Question

The relative lowering of vapour pressure of 0.2 molal solution in which the solvent in benzene is
(A) $15.6 \times {10^{ - 4}}$
(B) $15.6 \times {10^{ - 3}}$
(C) $15.6 \times {10^{ - 1}}$
(D) $0.05$

Answer 1

Hint: We know that there are two types of solutes: volatile and non-volatile. When we boil a mixture of both solutes, the non-volatile remains in the given phase, causing the vapour to produce at a lower pressure than when there is only fixed vapour. This decrease in pressure is referred to as a relative decrease in vapour pressure.

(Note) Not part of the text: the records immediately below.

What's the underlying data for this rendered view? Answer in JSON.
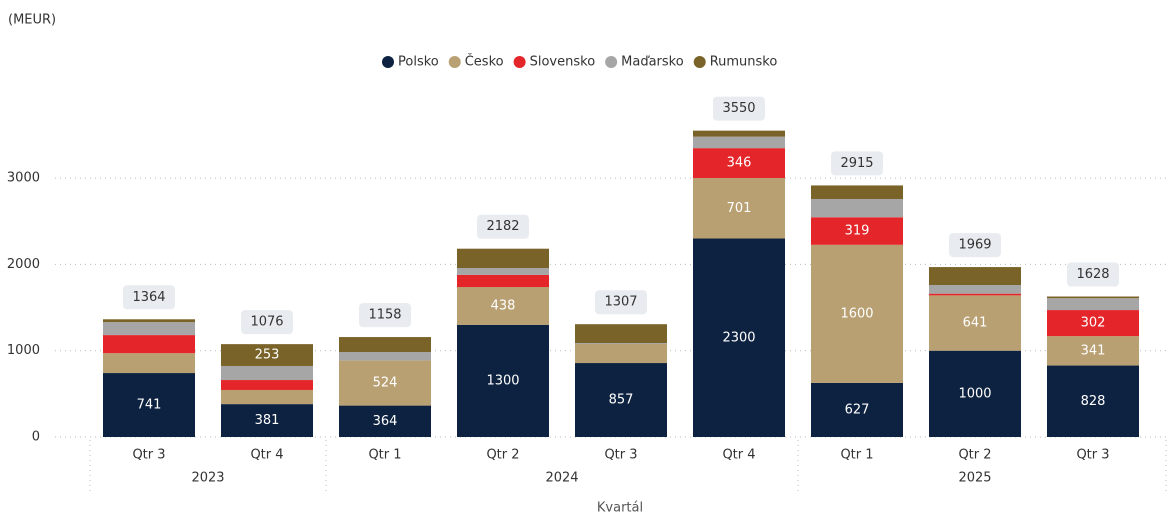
{
  "chart_data": {
    "type": "stacked_bar",
    "title": "(MEUR)",
    "x_label": "Kvartál",
    "categories": [
      "Qtr 3",
      "Qtr 4",
      "Qtr 1",
      "Qtr 2",
      "Qtr 3",
      "Qtr 4",
      "Qtr 1",
      "Qtr 2",
      "Qtr 3"
    ],
    "years": [
      "2023",
      "2023",
      "2024",
      "2024",
      "2024",
      "2024",
      "2025",
      "2025",
      "2025"
    ],
    "series": [
      {
        "name": "Polsko",
        "color": "#0d2240",
        "values": [
          741,
          381,
          364,
          1300,
          857,
          2300,
          627,
          1000,
          828
        ]
      },
      {
        "name": "Česko",
        "color": "#b9a073",
        "values": [
          230,
          164,
          524,
          438,
          221,
          701,
          1600,
          641,
          341
        ]
      },
      {
        "name": "Slovensko",
        "color": "#e4262a",
        "values": [
          210,
          115,
          0,
          140,
          0,
          346,
          319,
          20,
          302
        ]
      },
      {
        "name": "Maďarsko",
        "color": "#a6a6a6",
        "values": [
          150,
          163,
          97,
          80,
          10,
          133,
          212,
          100,
          137
        ]
      },
      {
        "name": "Rumunsko",
        "color": "#7a6329",
        "values": [
          33,
          253,
          173,
          224,
          219,
          70,
          157,
          208,
          20
        ]
      }
    ],
    "totals": [
      1364,
      1076,
      1158,
      2182,
      1307,
      3550,
      2915,
      1969,
      1628
    ],
    "ylim": [
      0,
      3600
    ],
    "yticks": [
      0,
      1000,
      2000,
      3000
    ],
    "grid": true,
    "legend": "top"
  }
}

Complete Step by Step Solution:
Here in the question given that,
m (molality) = 0.2
We have to find the relative lowering in vapour pressure in the solvent of benzene,

As taking according to Raoult’s law,
lowering of vapour pressure = Mole fraction of Solute
From which we say that,
$m(molality) = \dfrac{{{X_{solute}} \times 1000}}{{(1 - {X_{solute}}){{(GMW)}_{solvent}}}}$
Here, GMW stands for Gram Molecular Weight,
Gram Molecular Weight of benzene = $(6 \times 12) + (6 \times 1) = 78$
By putting all the values in above equation,
$0.2 = \dfrac{{{X_{solute}} \times 1000}}{{(1 - {X_{solute}})78}}$
By using cross multiplication here, we get,
$15.6 - 15.6{X_{solute}} = 1000{X_{solute}}$
By doing further solution we get,
$15.6 = 1015.6{X_{solute}}$
As taking the value of this by doing calculation we get,
${X_{solute}} = 0.0156 = 15.6 \times {10^{ - 3}}$
As we mentioned above that,
The Average lowering of vapour pressure = Mole fraction of Solute = ${X_{solute}} = 0.0156 = 15.6 \times {10^{ - 3}}$
As from this we can say that, Relative lowering of vapour pressure $ = 15.6 \times {10^{ - 3}}$
Hence, the correct option is (B).

Note: As relative lowering in vapour pressure is the topic of colligative properties in which most of the numerical questions are present in it of the whole chapter and out of all that topics relative lowering in vapour pressure have the most number of numerical questions putted in from the colligative properties.